Here at LawNewz.com, we try to put politics aside, and analyze issues purely from a legal perspective. There has been much ado about Donald Trump Jr.’s meeting with a Russian attorney. Despite Trump Jr.’s ever-evolving statements, he has remained consistent about one thing: He never got any useable information from the Russian attorney. Despite that, as his emails prior to the meeting show, he was all too eager to get a hold of anything that he thought would hurt Clinton and he was under the impression that information would come from the Russian government. So is that enough to justify a crime?
So far, we’ve heard from legal experts who have made the very compelling argument that it doesn’t matter that he never used the information because Trump Jr. was soliciting this “dirt” from a foreign national, which is a violation of election law. 52 U.S.C. 30121(a)(2) prohibits any person from soliciting a contribution or donation or a “thing of value” from a foreign national. Experts contend that the “thing of value” was the information he hoped to get.
But, there is a pretty convincing argument that not one T.V. legal pundit has touched upon yet and it could very well save Donny Jr. from criminal legal liability. It was brought to light in the Yale Journal on Regulation by Andy Grewal, a professor of law at the University of Iowa.
His basic thesis (in my words): Trump Jr.’s own ignorance may save him from prosecution. As Grewal points out, usually ignorance of the law is not a defense. You can’t rob a bank, and then claim you didn’t know there was a law against it. But when it comes to the Federal Election Campaign Act–the law Trump Jr. is accused of violating–ignorance of the law is actually a pretty good excuse. In other words, if Don Jr. claims (which he probably will) that he had no idea that the federal law prohibited him from getting Clinton dirt from a foreign national, he might very well find himself off the hook. That’s because this particular law requires a person to “knowingly and willfully” commit the crime.
From Grewal’s recent legal blog post:
Most of FECA’s prohibitions, including those related to the solicitation of contributions/donations from foreign nationals, create criminal consequences only when a person “knowingly and willfully” commits a violation of the statute…
This heightened mens rea standard means that a person must know that he is breaking the law to trigger a criminal prosecution, and must know about the relevant statute duty: The “words [‘knowingly and willingly’] of specific criminal intent require proof that the offender was aware of what the law required, and that he or she violated that law notwithstanding that knowledge,
Of course, we don’t know for sure if Trump Jr, was ignorant of this federal law, but if he decided to make this his defense, it would be awfully hard for a prosecutor to disprove.
On top of that, there is a Ninth Circuit court case, United States v.
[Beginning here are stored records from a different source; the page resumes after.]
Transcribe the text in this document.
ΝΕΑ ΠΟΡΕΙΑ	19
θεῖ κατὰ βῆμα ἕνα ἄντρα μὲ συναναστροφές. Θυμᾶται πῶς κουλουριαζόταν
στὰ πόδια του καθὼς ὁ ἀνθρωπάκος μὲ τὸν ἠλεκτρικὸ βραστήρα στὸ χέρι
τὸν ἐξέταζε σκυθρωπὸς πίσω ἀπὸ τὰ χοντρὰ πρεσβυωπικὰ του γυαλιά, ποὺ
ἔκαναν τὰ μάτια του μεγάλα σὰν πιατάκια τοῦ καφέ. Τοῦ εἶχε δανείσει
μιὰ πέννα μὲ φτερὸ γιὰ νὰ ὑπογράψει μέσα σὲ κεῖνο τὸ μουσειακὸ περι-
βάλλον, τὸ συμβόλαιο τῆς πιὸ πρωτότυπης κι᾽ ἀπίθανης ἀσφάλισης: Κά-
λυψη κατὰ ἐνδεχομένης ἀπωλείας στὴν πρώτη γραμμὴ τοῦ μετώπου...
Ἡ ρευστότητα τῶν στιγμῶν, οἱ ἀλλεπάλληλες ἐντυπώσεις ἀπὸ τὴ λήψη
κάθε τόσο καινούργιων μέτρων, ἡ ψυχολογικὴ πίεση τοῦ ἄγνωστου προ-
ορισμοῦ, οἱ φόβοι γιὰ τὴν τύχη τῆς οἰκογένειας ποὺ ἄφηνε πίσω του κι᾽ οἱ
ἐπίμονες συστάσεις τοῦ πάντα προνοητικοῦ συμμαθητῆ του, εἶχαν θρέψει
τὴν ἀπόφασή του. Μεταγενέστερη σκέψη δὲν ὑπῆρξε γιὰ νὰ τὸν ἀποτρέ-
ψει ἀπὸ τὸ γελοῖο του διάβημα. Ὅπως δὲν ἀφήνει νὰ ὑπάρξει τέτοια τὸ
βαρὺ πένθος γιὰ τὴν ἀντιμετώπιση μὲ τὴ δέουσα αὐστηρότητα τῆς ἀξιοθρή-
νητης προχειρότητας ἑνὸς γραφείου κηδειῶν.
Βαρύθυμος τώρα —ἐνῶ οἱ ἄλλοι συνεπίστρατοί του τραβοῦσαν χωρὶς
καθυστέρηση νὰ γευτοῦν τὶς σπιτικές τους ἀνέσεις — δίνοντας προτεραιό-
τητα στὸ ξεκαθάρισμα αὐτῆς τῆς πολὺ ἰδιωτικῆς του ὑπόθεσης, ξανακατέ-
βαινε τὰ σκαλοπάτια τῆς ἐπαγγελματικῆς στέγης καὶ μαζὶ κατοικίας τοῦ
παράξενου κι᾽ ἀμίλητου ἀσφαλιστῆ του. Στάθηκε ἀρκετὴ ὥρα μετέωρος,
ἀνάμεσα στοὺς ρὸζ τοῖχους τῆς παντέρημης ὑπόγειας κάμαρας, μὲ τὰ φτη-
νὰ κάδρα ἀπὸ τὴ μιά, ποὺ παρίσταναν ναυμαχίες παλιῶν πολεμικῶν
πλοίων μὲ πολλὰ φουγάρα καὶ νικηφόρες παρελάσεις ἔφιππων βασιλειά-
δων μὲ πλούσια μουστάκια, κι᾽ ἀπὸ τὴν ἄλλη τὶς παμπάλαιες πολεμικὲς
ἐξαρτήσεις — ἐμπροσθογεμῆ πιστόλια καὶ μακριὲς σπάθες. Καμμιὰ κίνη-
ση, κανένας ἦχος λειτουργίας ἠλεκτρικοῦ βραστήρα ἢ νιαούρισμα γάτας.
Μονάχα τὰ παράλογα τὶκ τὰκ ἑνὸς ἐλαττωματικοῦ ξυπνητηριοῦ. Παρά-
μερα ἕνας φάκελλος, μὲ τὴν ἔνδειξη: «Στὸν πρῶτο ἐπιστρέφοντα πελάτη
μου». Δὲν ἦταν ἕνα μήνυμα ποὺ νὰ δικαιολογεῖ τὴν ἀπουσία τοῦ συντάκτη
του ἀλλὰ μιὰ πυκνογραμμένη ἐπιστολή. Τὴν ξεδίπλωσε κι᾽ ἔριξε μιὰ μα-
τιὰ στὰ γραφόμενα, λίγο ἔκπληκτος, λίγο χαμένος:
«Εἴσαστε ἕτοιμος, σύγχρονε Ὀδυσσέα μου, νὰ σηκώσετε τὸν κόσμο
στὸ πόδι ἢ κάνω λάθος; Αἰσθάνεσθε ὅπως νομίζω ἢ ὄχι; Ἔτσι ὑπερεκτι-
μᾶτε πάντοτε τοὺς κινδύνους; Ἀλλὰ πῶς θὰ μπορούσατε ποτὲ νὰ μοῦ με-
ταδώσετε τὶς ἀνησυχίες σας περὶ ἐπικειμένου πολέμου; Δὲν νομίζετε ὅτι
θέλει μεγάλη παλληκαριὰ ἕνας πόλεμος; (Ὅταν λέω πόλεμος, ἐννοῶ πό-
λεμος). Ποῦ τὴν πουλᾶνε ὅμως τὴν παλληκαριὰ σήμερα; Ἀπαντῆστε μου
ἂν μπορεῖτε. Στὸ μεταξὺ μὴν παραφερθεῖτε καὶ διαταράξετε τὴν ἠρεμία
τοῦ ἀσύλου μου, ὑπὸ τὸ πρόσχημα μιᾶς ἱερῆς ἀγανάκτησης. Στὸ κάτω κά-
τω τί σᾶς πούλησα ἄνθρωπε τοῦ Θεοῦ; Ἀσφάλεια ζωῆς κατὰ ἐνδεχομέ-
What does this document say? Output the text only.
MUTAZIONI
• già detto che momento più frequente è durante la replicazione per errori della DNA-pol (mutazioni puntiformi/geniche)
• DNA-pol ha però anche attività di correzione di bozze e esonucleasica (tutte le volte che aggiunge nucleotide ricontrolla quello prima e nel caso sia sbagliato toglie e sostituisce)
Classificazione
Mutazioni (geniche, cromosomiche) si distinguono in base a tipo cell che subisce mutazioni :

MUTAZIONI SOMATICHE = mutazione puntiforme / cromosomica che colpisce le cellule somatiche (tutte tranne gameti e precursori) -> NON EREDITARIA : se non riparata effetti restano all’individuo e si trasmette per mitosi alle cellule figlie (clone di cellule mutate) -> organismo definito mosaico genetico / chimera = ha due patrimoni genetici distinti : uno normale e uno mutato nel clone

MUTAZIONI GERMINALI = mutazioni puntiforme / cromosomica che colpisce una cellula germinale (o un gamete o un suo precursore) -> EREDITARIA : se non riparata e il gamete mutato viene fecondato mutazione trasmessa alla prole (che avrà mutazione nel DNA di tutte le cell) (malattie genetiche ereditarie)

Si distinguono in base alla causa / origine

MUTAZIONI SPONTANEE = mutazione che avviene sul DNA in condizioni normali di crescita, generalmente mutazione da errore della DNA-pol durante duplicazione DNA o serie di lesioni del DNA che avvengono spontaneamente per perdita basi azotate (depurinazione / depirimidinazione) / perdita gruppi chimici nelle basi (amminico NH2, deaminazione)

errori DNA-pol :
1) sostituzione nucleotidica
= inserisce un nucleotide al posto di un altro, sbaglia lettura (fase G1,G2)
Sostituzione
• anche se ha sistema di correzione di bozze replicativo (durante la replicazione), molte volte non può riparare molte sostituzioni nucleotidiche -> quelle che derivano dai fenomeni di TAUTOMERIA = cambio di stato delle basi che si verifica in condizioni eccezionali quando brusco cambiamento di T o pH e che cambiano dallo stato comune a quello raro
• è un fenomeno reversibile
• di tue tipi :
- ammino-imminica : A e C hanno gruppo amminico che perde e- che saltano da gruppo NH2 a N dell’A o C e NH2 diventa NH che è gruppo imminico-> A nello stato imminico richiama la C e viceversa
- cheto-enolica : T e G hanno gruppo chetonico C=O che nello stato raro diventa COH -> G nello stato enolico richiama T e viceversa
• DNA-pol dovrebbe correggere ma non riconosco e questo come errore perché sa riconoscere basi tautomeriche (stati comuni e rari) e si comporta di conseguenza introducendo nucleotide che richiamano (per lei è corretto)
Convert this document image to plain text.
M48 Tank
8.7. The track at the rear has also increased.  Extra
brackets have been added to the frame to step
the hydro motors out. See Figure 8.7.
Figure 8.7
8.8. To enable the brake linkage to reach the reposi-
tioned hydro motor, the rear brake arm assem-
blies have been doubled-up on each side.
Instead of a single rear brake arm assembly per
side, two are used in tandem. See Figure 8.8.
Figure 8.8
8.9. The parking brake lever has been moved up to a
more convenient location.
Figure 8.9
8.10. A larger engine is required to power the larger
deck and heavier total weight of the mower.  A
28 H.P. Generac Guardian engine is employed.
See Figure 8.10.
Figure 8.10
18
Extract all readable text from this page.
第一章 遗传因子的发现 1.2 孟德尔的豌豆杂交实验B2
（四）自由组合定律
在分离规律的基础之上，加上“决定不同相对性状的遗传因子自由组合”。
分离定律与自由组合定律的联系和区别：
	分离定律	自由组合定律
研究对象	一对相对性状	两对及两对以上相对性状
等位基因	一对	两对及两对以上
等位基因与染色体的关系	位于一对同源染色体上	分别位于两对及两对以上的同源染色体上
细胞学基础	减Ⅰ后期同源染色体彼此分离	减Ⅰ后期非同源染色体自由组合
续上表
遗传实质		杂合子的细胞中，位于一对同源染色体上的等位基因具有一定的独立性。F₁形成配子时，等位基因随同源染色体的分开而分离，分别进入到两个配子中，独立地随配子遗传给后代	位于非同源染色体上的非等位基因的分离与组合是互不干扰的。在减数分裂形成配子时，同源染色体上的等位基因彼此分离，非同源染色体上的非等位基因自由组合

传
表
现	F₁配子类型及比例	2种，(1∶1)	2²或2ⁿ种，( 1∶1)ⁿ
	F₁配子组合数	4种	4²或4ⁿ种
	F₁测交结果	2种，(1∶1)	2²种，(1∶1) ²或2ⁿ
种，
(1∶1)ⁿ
Whittemore, which held at the very least, prosecutors need to prove he intended to violate the law.
However, there is an interesting caveat.
“This is based on what we know,” election law expert Rick Hasen wrote in his own blog post. “We are seeing but a tiny sliver of the evidence the special counsel is seeing. It may be that Trump Jr.’s extreme recklessness would be enough. And it may be that Manafort, who attended the meeting and worked on campaigns would have the right mental state for criminal liability. We still don’t know what we don’t know.”
So will Trump Jr. try to assert his ignorance as his defense? I can’t imagine he won’t try.